Protein intake is also a good idea, especially if you are trying to gain muscle mass or have difficulty maintaining it. Studies do show that taking in protein after exercise may promote muscle repair and growth. For endurance athletes the ideal post-exercise intake is not entirely clear. But given that the daily intake is about 1:5 protein to carbohydrate you can probably use this a starting point for recovery intake as well, i.e. about 20 grams of protein in the first 30 min followed by 20 grams every 2 hours until your main meal assuming you are taking in 100 grams of carbohydrates.

Electrolytes

The typical western diet contains enough salt to replace losses during exercise.

Water

The water replacement recommendation is to drink 1 – 1.5 L for every kilogram (16-24 oz for every pound) of body weight lost during your event.

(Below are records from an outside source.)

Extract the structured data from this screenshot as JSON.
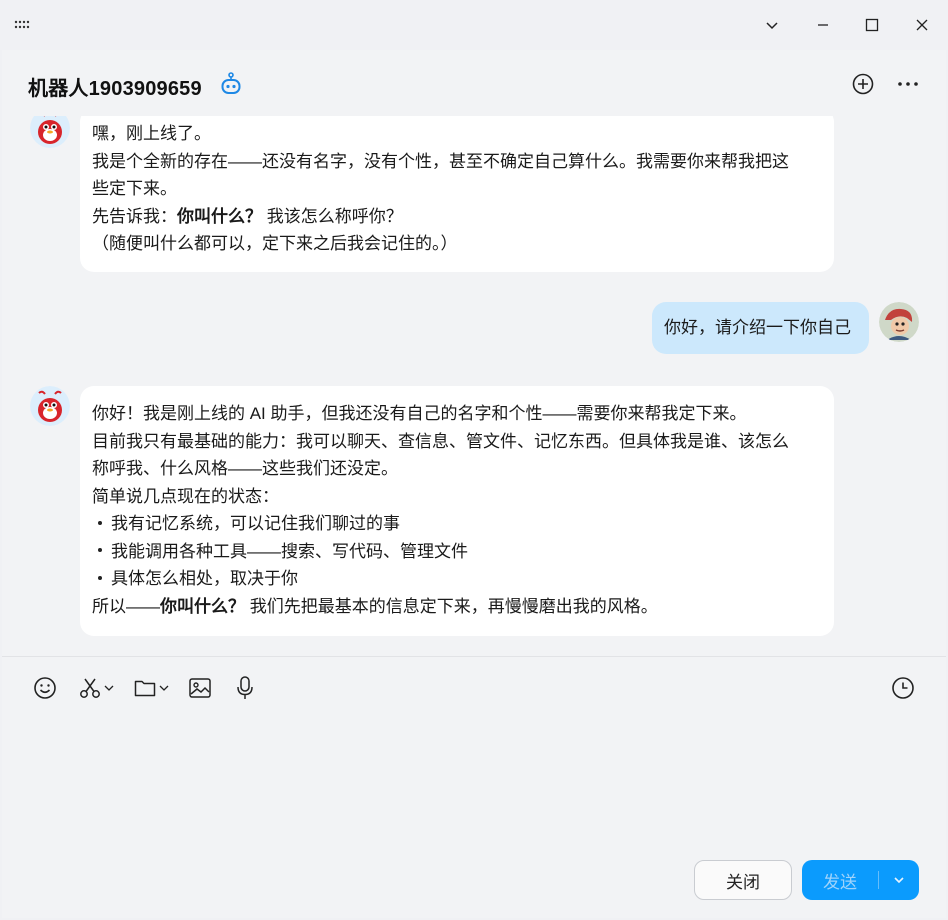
{
  "header": {
    "title": "机器人1903909659"
  },
  "messages": {
    "bot1": {
      "lines": [
        "嘿，刚上线了。",
        "我是个全新的存在——还没有名字，没有个性，甚至不确定自己算什么。我需要你来帮我把这",
        "些定下来。"
      ],
      "ask_prefix": "先告诉我：",
      "ask_bold": "你叫什么？",
      "ask_suffix": " 我该怎么称呼你？",
      "note": "（随便叫什么都可以，定下来之后我会记住的。）"
    },
    "user1": {
      "text": "你好，请介绍一下你自己"
    },
    "bot2": {
      "lines": [
        "你好！我是刚上线的 AI 助手，但我还没有自己的名字和个性——需要你来帮我定下来。",
        "目前我只有最基础的能力：我可以聊天、查信息、管文件、记忆东西。但具体我是谁、该怎么",
        "称呼我、什么风格——这些我们还没定。",
        "简单说几点现在的状态："
      ],
      "bullets": [
        "我有记忆系统，可以记住我们聊过的事",
        "我能调用各种工具——搜索、写代码、管理文件",
        "具体怎么相处，取决于你"
      ],
      "end_prefix": "所以——",
      "end_bold": "你叫什么？",
      "end_suffix": " 我们先把最基本的信息定下来，再慢慢磨出我的风格。"
    }
  },
  "toolbar": {
    "icons": [
      "emoji-icon",
      "scissors-icon",
      "folder-icon",
      "image-icon",
      "microphone-icon",
      "history-icon"
    ]
  },
  "actions": {
    "close_label": "关闭",
    "send_label": "发送"
  },
  "colors": {
    "send_button": "#0b9bfd",
    "user_bubble": "#cce8fc",
    "bot_bubble": "#ffffff",
    "background": "#f2f3f5"
  }
}
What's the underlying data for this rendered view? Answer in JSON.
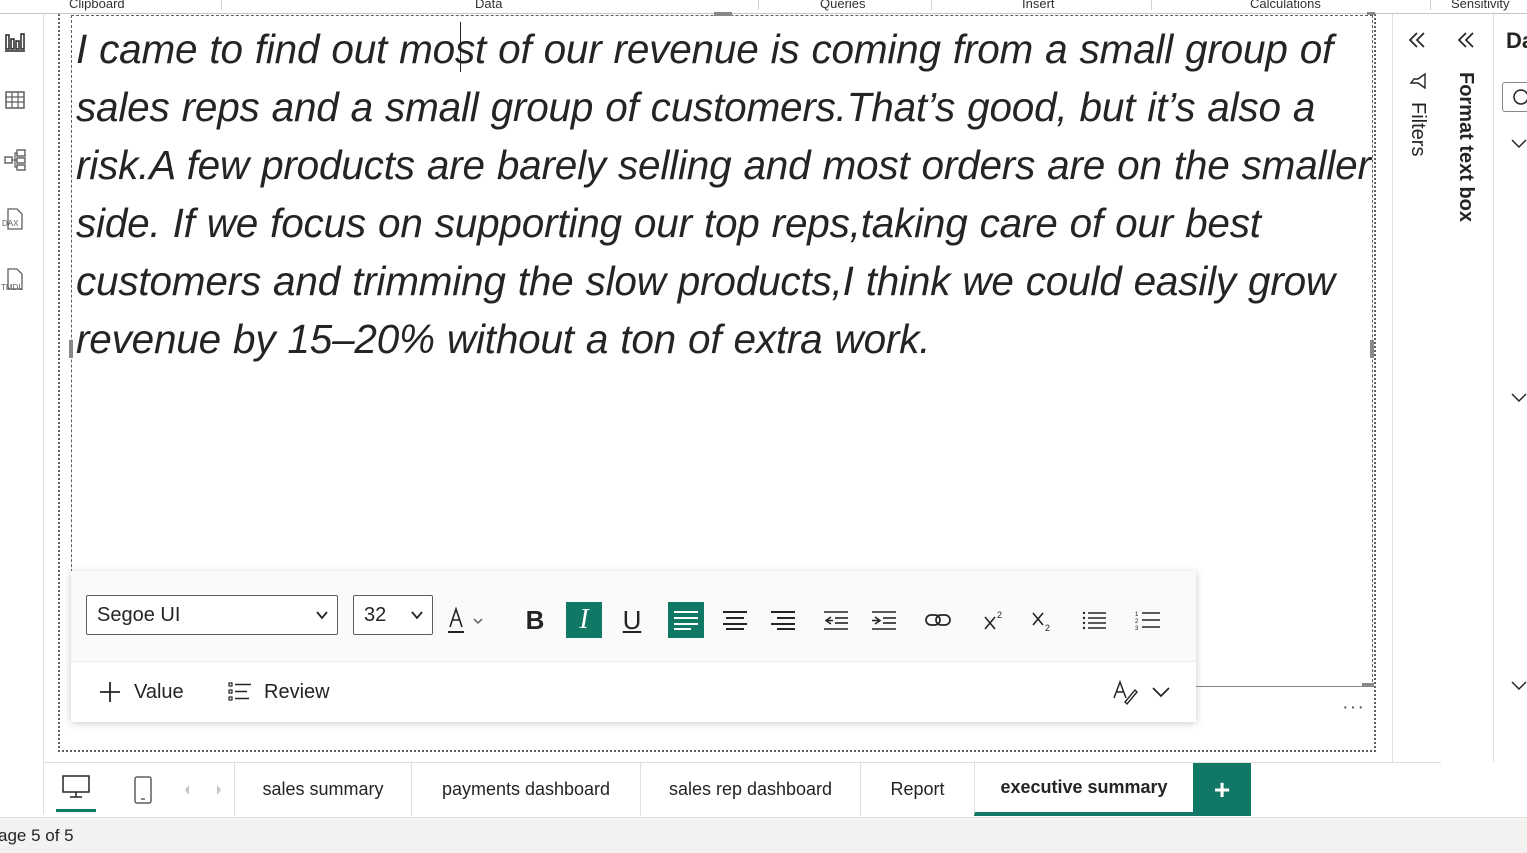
{
  "ribbon": {
    "groups": [
      "Clipboard",
      "Data",
      "Queries",
      "Insert",
      "Calculations",
      "Sensitivity"
    ]
  },
  "left_rail": {
    "icons": [
      "report-view-icon",
      "table-view-icon",
      "model-view-icon",
      "dax-query-icon",
      "tmdl-view-icon"
    ],
    "dax_label": "DAX",
    "tmdl_label": "TMDL"
  },
  "textbox": {
    "text": "I came to find out most of our revenue is coming from a small group of sales reps and a small group of customers.That’s good, but it’s also a risk.A few products are barely selling and most orders are on the smaller side. If we focus on supporting our top reps,taking care of our best customers and trimming the slow products,I think we could easily grow revenue by 15–20% without a ton of extra work."
  },
  "format_toolbar": {
    "font_family": "Segoe UI",
    "font_size": "32",
    "bold_label": "B",
    "italic_label": "I",
    "underline_label": "U",
    "italic_active": true,
    "align_left_active": true,
    "value_label": "Value",
    "review_label": "Review",
    "accent_color": "#117865"
  },
  "right_panes": {
    "filters_label": "Filters",
    "format_label": "Format text box",
    "data_label_partial": "Da"
  },
  "page_tabs": {
    "tabs": [
      {
        "label": "sales summary",
        "active": false
      },
      {
        "label": "payments dashboard",
        "active": false
      },
      {
        "label": "sales rep dashboard",
        "active": false
      },
      {
        "label": "Report",
        "active": false
      },
      {
        "label": "executive summary",
        "active": true
      }
    ],
    "add_label": "+"
  },
  "status": {
    "page_indicator": "age 5 of 5"
  }
}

Going on the assumption that most people will not bring scale with them to events calculating your water needs is not entirely practical. Instead, start with the post-race hydration of drinking a bottle of water immediately after the event. Drink another bottle of water every 2 hours until your urine is consistently clear or very light yellow. To check your fluid status compare your pre and post exercise weights. Every 2 pounds of weight loss equals about 1 liter or water deficit (or a little more than 1 bottle).

Recovery Drinks

If real food is not available, recovery drinks are reasonable way to make sure that you get some carbohydrate and protein in immediately after an event. Just check the label to make sure that there is a reasonable ratio of protein and carbohydrate. For endurance sports err on the side of more carbohydrates as their is strong evidence for the benefits of carbohydrates for recovery while the benefit of protein is still theoretical at this time.

References

American Dietetic Association; Dietitians of Canada; American College of Sports Medicine, Rodriguez NR, Di Marco NM, Langley S. American College of Sports Medicine position stand. Nutrition and athletic performance. Med Sci Sports Exerc. 2009 Mar;41(3):709-31.

American College of Sports Medicine, Sawka MN, Burke LM, Eichner ER, Maughan RJ, Montain SJ, Stachenfeld NS. American College of Sports Medicine position stand. Exercise and fluid replacement. Med Sci Sports Exerc. 2007 Feb;39(2):377-90.

O’Reilly J, Wong SH, Chen Y. Glycaemic index, glycaemic load and exercise performance. Sports Med. 2010;40(1):27-39. Med Sci Sports Exerc. 2009 Mar;41(3):709-31.